The next month, in September 2002, Wilson was surprised to learn that the British government had published a "dossier" or white paper on Iraqi weapons of mass destruction that included the yellow cake story. Assuming this meant that the CIA had not shared with MI6 the results of his investigation, Wilson called his contact at the CIA to suggest that he warn his British counterparts the materials were a hoax.

Wilson assumed that there was another source for the speech President Bush made on October 7, 2002, in Cincinnati in which he warned that "The Iraqi dictator must not be permitted to threaten America and the world with horrible poisons and diseases and gasses and atomic weapons." But then, on January 28, 2003, he was astonished to hear Bush in the State of the Union address pin his warnings on Saddam Hussein's possession of atomic weapons to the yellow cake story. Bush declared that "the British government has learned that Saddam Hussein recently sought significant quantities of uranium from Africa."

To make its case at the United Nations, the American government turned over the yellow cake documents to the Security Council. When they were examined by the IAEA, its director, Mohamed El-Baradei, informed the Security Council they were fake.

How could the U.S. government not have known? Condoleezza Rice, director of the staff of the National Security Council, replied on Meet the Press. "Maybe someone knew down in the bowels of the [Central Intelligence] Agency, but no one in our circles knew that there were doubts and suspicions that this might be a forgery."

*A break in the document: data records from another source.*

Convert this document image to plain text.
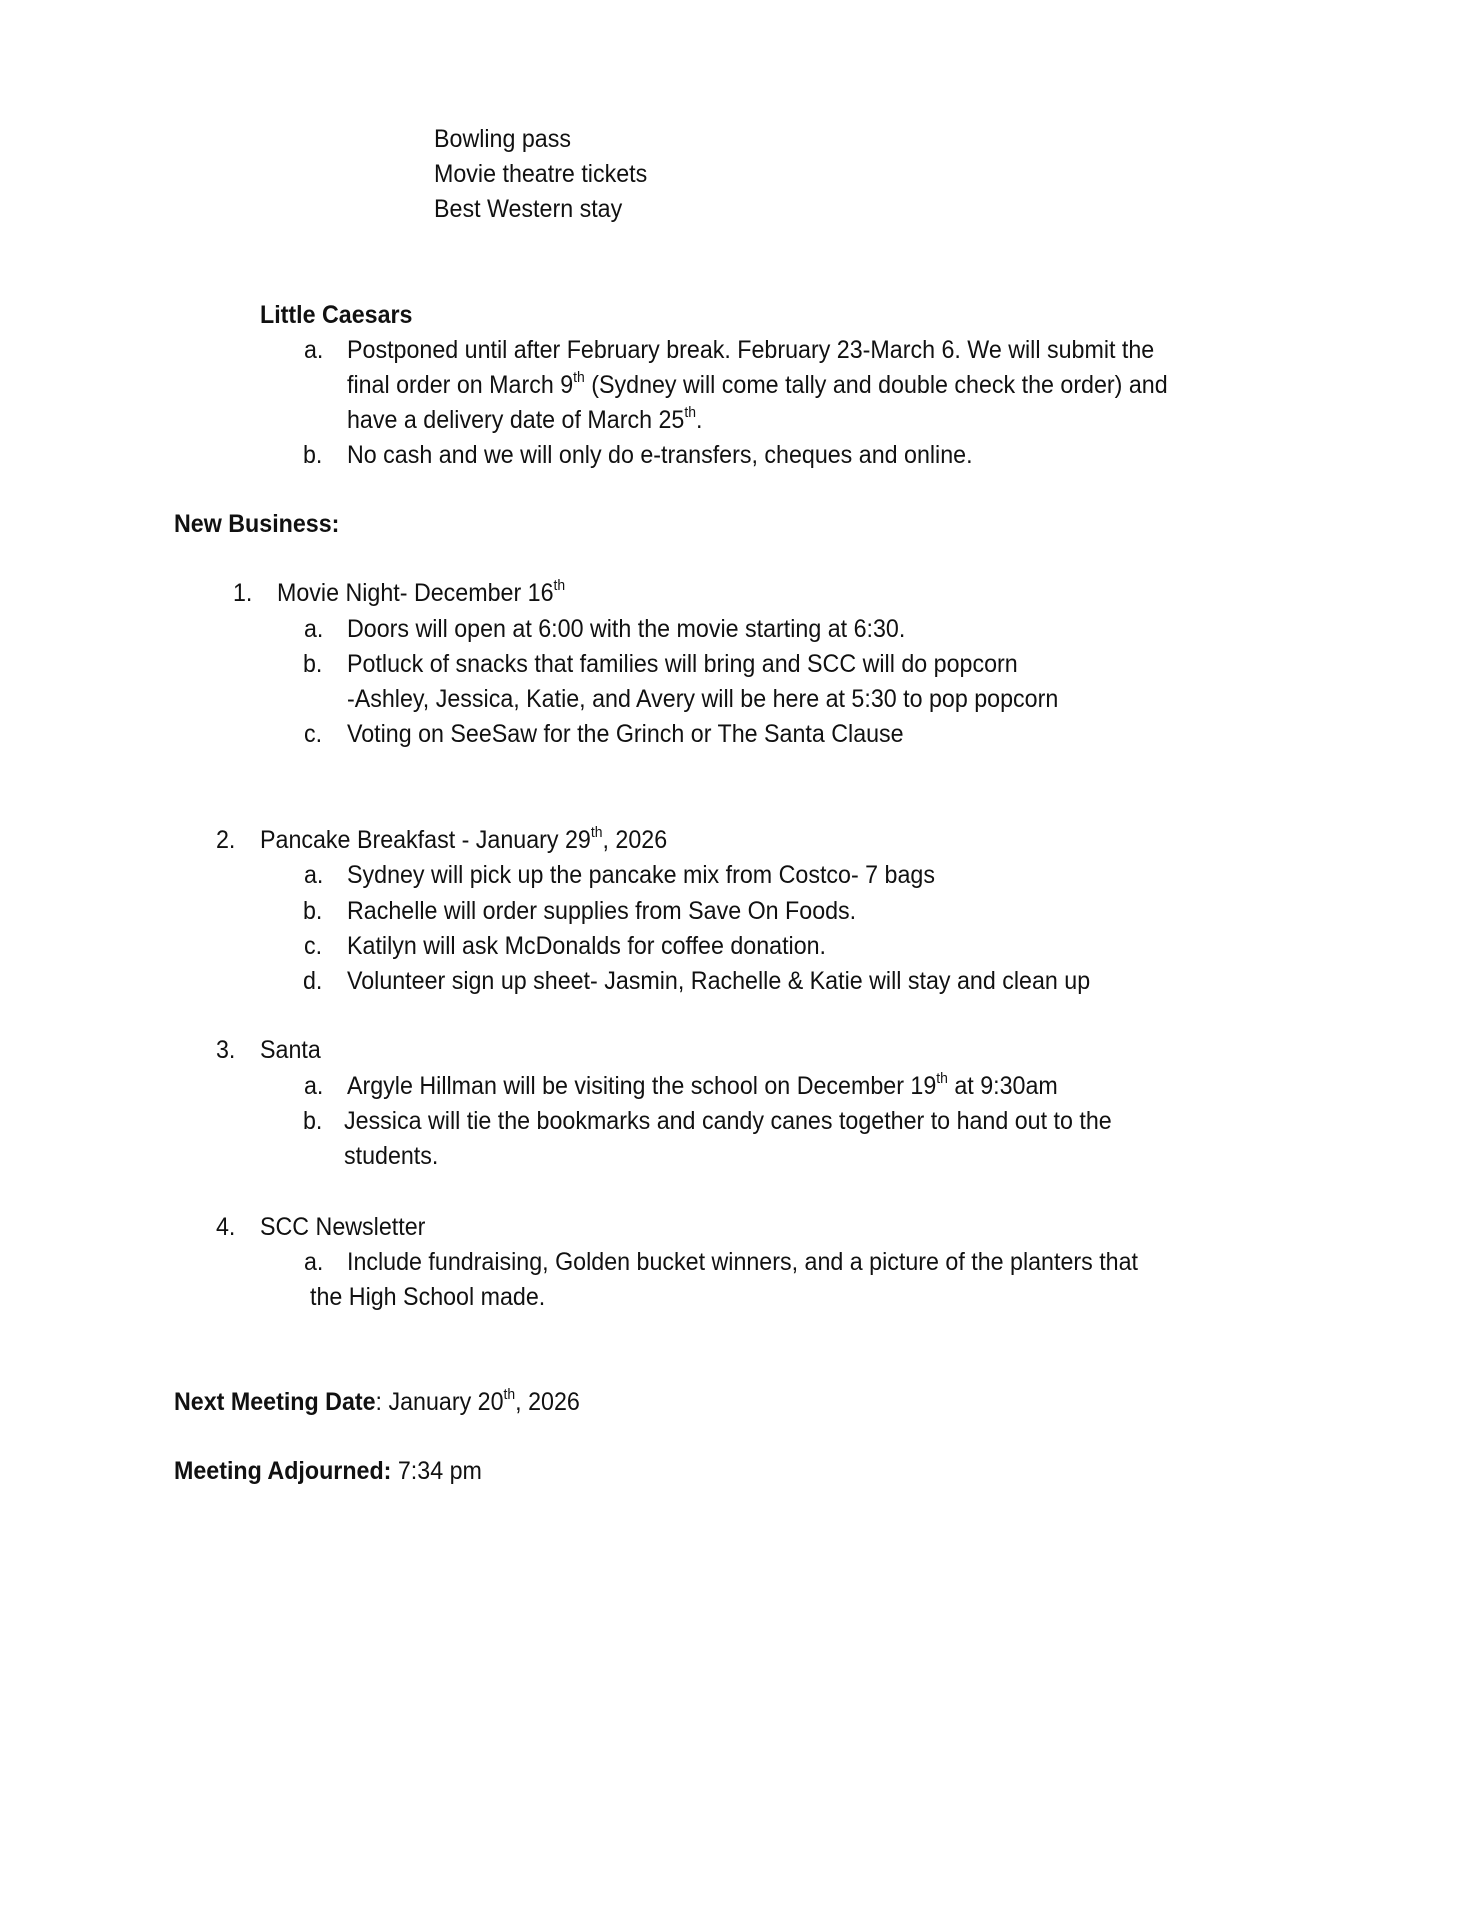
Bowling pass
Movie theatre tickets
Best Western stay
Little Caesars
a. Postponed until after February break. February 23-March 6. We will submit the
final order on March 9th (Sydney will come tally and double check the order) and
have a delivery date of March 25th.
b. No cash and we will only do e-transfers, cheques and online.
New Business:
1. Movie Night- December 16th
a. Doors will open at 6:00 with the movie starting at 6:30.
b. Potluck of snacks that families will bring and SCC will do popcorn
-Ashley, Jessica, Katie, and Avery will be here at 5:30 to pop popcorn
c. Voting on SeeSaw for the Grinch or The Santa Clause
2. Pancake Breakfast - January 29th, 2026
a. Sydney will pick up the pancake mix from Costco- 7 bags
b. Rachelle will order supplies from Save On Foods.
c. Katilyn will ask McDonalds for coffee donation.
d. Volunteer sign up sheet- Jasmin, Rachelle & Katie will stay and clean up
3. Santa
a. Argyle Hillman will be visiting the school on December 19th at 9:30am
b. Jessica will tie the bookmarks and candy canes together to hand out to the
students.
4. SCC Newsletter
a. Include fundraising, Golden bucket winners, and a picture of the planters that
the High School made.
Next Meeting Date: January 20th, 2026
Meeting Adjourned: 7:34 pm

At least as early as February 2003, all the decision makers in the Bush administration as well as the general public knew that at least this part of the rationale for the invasion of Iraq was based on forged documents, but this did nothing to deter the U.S. military onslaught.

Almost more astonishing, as late as June 25, 2003, Britain was still insisting in Parliament that it stood by reports that Iraq had been trying to buy yellow cake. Finally, on July 7, the White House acknowledged that the story was a hoax.

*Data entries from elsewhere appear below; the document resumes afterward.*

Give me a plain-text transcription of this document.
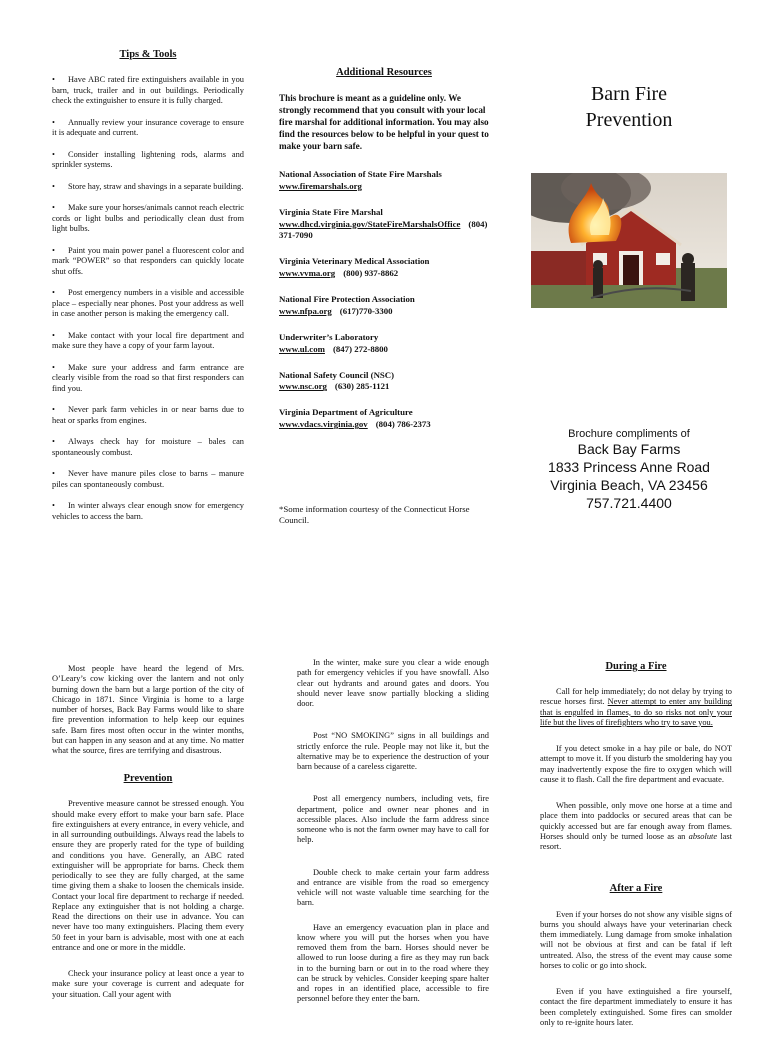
Tips & Tools
• Have ABC rated fire extinguishers available in you barn, truck, trailer and in out buildings. Periodically check the extinguisher to ensure it is fully charged.
• Annually review your insurance coverage to ensure it is adequate and current.
• Consider installing lightening rods, alarms and sprinkler systems.
• Store hay, straw and shavings in a separate building.
• Make sure your horses/animals cannot reach electric cords or light bulbs and periodically clean dust from light bulbs.
• Paint you main power panel a fluorescent color and mark “POWER” so that responders can quickly locate shut offs.
• Post emergency numbers in a visible and accessible place – especially near phones. Post your address as well in case another person is making the emergency call.
• Make contact with your local fire department and make sure they have a copy of your farm layout.
• Make sure your address and farm entrance are clearly visible from the road so that first responders can find you.
• Never park farm vehicles in or near barns due to heat or sparks from engines.
• Always check hay for moisture – bales can spontaneously combust.
• Never have manure piles close to barns – manure piles can spontaneously combust.
• In winter always clear enough snow for emergency vehicles to access the barn.
Additional Resources
This brochure is meant as a guideline only. We strongly recommend that you consult with your local fire marshal for additional information. You may also find the resources below to be helpful in your quest to make your barn safe.
National Association of State Fire Marshals
www.firemarshals.org
Virginia State Fire Marshal
www.dhcd.virginia.gov/StateFireMarshalsOffice (804) 371-7090
Virginia Veterinary Medical Association
www.vvma.org (800) 937-8862
National Fire Protection Association
www.nfpa.org (617)770-3300
Underwriter’s Laboratory
www.ul.com (847) 272-8800
National Safety Council (NSC)
www.nsc.org (630) 285-1121
Virginia Department of Agriculture
www.vdacs.virginia.gov (804) 786-2373
*Some information courtesy of the Connecticut Horse Council.
Barn Fire
Prevention
Brochure compliments of
Back Bay Farms
1833 Princess Anne Road
Virginia Beach, VA 23456
757.721.4400

Most people have heard the legend of Mrs. O’Leary’s cow kicking over the lantern and not only burning down the barn but a large portion of the city of Chicago in 1871. Since Virginia is home to a large number of horses, Back Bay Farms would like to share fire prevention information to help keep our equines safe. Barn fires most often occur in the winter months, but can happen in any season and at any time. No matter what the source, fires are terrifying and disastrous.

Prevention

Preventive measure cannot be stressed enough. You should make every effort to make your barn safe. Place fire extinguishers at every entrance, in every vehicle, and in all surrounding outbuildings. Always read the labels to ensure they are properly rated for the type of building and conditions you have. Generally, an ABC rated extinguisher will be appropriate for barns. Check them periodically to see they are fully charged, at the same time giving them a shake to loosen the chemicals inside. Contact your local fire department to recharge if needed. Replace any extinguisher that is not holding a charge. Read the directions on their use in advance. You can never have too many extinguishers. Placing them every 50 feet in your barn is advisable, most with one at each entrance and one or more in the middle.

Check your insurance policy at least once a year to make sure your coverage is current and adequate for your situation. Call your agent with

In the winter, make sure you clear a wide enough path for emergency vehicles if you have snowfall. Also clear out hydrants and around gates and doors. You should never leave snow partially blocking a sliding door.

Post “NO SMOKING” signs in all buildings and strictly enforce the rule. People may not like it, but the alternative may be to experience the destruction of your barn because of a careless cigarette.

Post all emergency numbers, including vets, fire department, police and owner near phones and in accessible places. Also include the farm address since someone who is not the farm owner may have to call for help.

Double check to make certain your farm address and entrance are visible from the road so emergency vehicle will not waste valuable time searching for the barn.

Have an emergency evacuation plan in place and know where you will put the horses when you have removed them from the barn. Horses should never be allowed to run loose during a fire as they may run back in to the burning barn or out in to the road where they can be struck by vehicles. Consider keeping spare halter and ropes in an identified place, accessible to fire personnel before they enter the barn.

During a Fire

Call for help immediately; do not delay by trying to rescue horses first. Never attempt to enter any building that is engulfed in flames, to do so risks not only your life but the lives of firefighters who try to save you.

If you detect smoke in a hay pile or bale, do NOT attempt to move it. If you disturb the smoldering hay you may inadvertently expose the fire to oxygen which will cause it to flash. Call the fire department and evacuate.

When possible, only move one horse at a time and place them into paddocks or secured areas that can be quickly accessed but are far enough away from flames. Horses should only be turned loose as an absolute last resort.

After a Fire

Even if your horses do not show any visible signs of burns you should always have your veterinarian check them immediately. Lung damage from smoke inhalation will not be obvious at first and can be fatal if left untreated. Also, the stress of the event may cause some horses to colic or go into shock.

Even if you have extinguished a fire yourself, contact the fire department immediately to ensure it has been completely extinguished. Some fires can smolder only to re-ignite hours later.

Should that put an end to the story? No.

As some critics of the Bush administration have pointed out, when President Bill Clinton lied about an illicit sex affair, he was subjected to a major investigation by half a hundred lawyers and was nearly impeached. President Nixon was forced to resign over the Watergate break-in and President Reagan was been closely questioned over the Iran-Contra scandal.

Important as these scandals were, their significance pales in comparison to launching a war in which hundreds of Americans have died in Iraq and thousands of Iraqis have been killed while their country has been left in a shambles. The United States initially spent nearly $100 billion on the war and is committed to far larger outlays to repair what it destroyed.

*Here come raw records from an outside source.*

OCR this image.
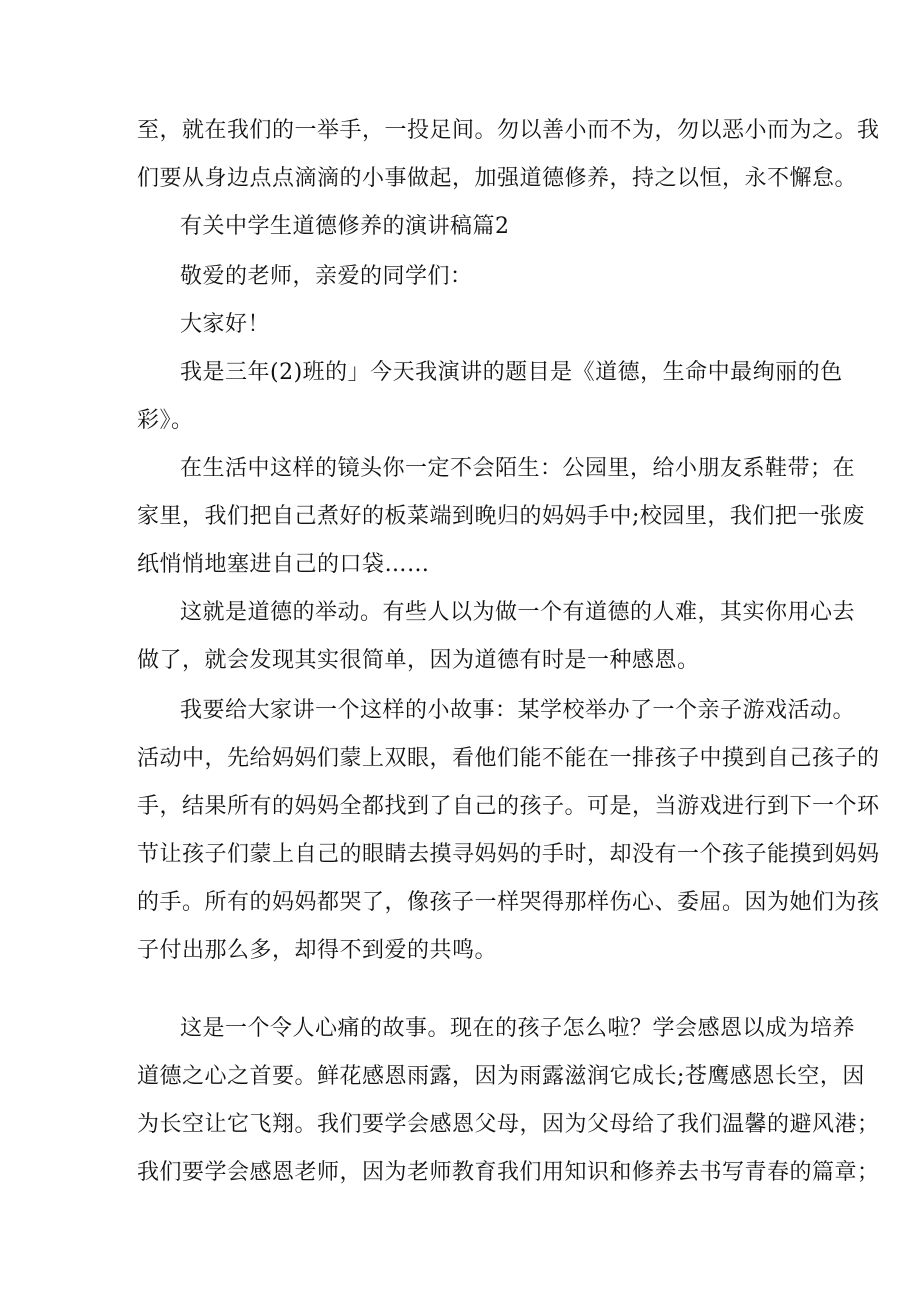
至，就在我们的一举手，一投足间。勿以善小而不为，勿以恶小而为之。我
们要从身边点点滴滴的小事做起，加强道德修养，持之以恒，永不懈怠。
有关中学生道德修养的演讲稿篇2
敬爱的老师，亲爱的同学们：
大家好！
我是三年(2)班的」今天我演讲的题目是《道德，生命中最绚丽的色
彩》。
在生活中这样的镜头你一定不会陌生：公园里，给小朋友系鞋带；在
家里，我们把自己煮好的板菜端到晚归的妈妈手中;校园里，我们把一张废
纸悄悄地塞进自己的口袋……
这就是道德的举动。有些人以为做一个有道德的人难，其实你用心去
做了，就会发现其实很简单，因为道德有时是一种感恩。
我要给大家讲一个这样的小故事：某学校举办了一个亲子游戏活动。
活动中，先给妈妈们蒙上双眼，看他们能不能在一排孩子中摸到自己孩子的
手，结果所有的妈妈全都找到了自己的孩子。可是，当游戏进行到下一个环
节让孩子们蒙上自己的眼睛去摸寻妈妈的手时，却没有一个孩子能摸到妈妈
的手。所有的妈妈都哭了，像孩子一样哭得那样伤心、委屈。因为她们为孩
子付出那么多，却得不到爱的共鸣。
这是一个令人心痛的故事。现在的孩子怎么啦？学会感恩以成为培养
道德之心之首要。鲜花感恩雨露，因为雨露滋润它成长;苍鹰感恩长空，因
为长空让它飞翔。我们要学会感恩父母，因为父母给了我们温馨的避风港；
我们要学会感恩老师，因为老师教育我们用知识和修养去书写青春的篇章；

It is unlikely that many in America will accept as the last word the president's explanation Friday: "I gave a speech to the nation that was cleared by the intelligence services. And it was a speech that detailed to the American people the dangers posed by the Saddam Hussein regime. And my government took the appropriate response to those dangers. And as a result, the world is going to be more secure and more peaceful."

History will judge the truth of that assertion, sooner, perhaps, than the Bush administration would wish.

William R. Polk was a Member of the Policy Planning Council in the administrations of President John F. Kennedy and Lyndon Johnson. He has written widely on American policy and international affairs. He is now a director of the W.P. Carey Foundation.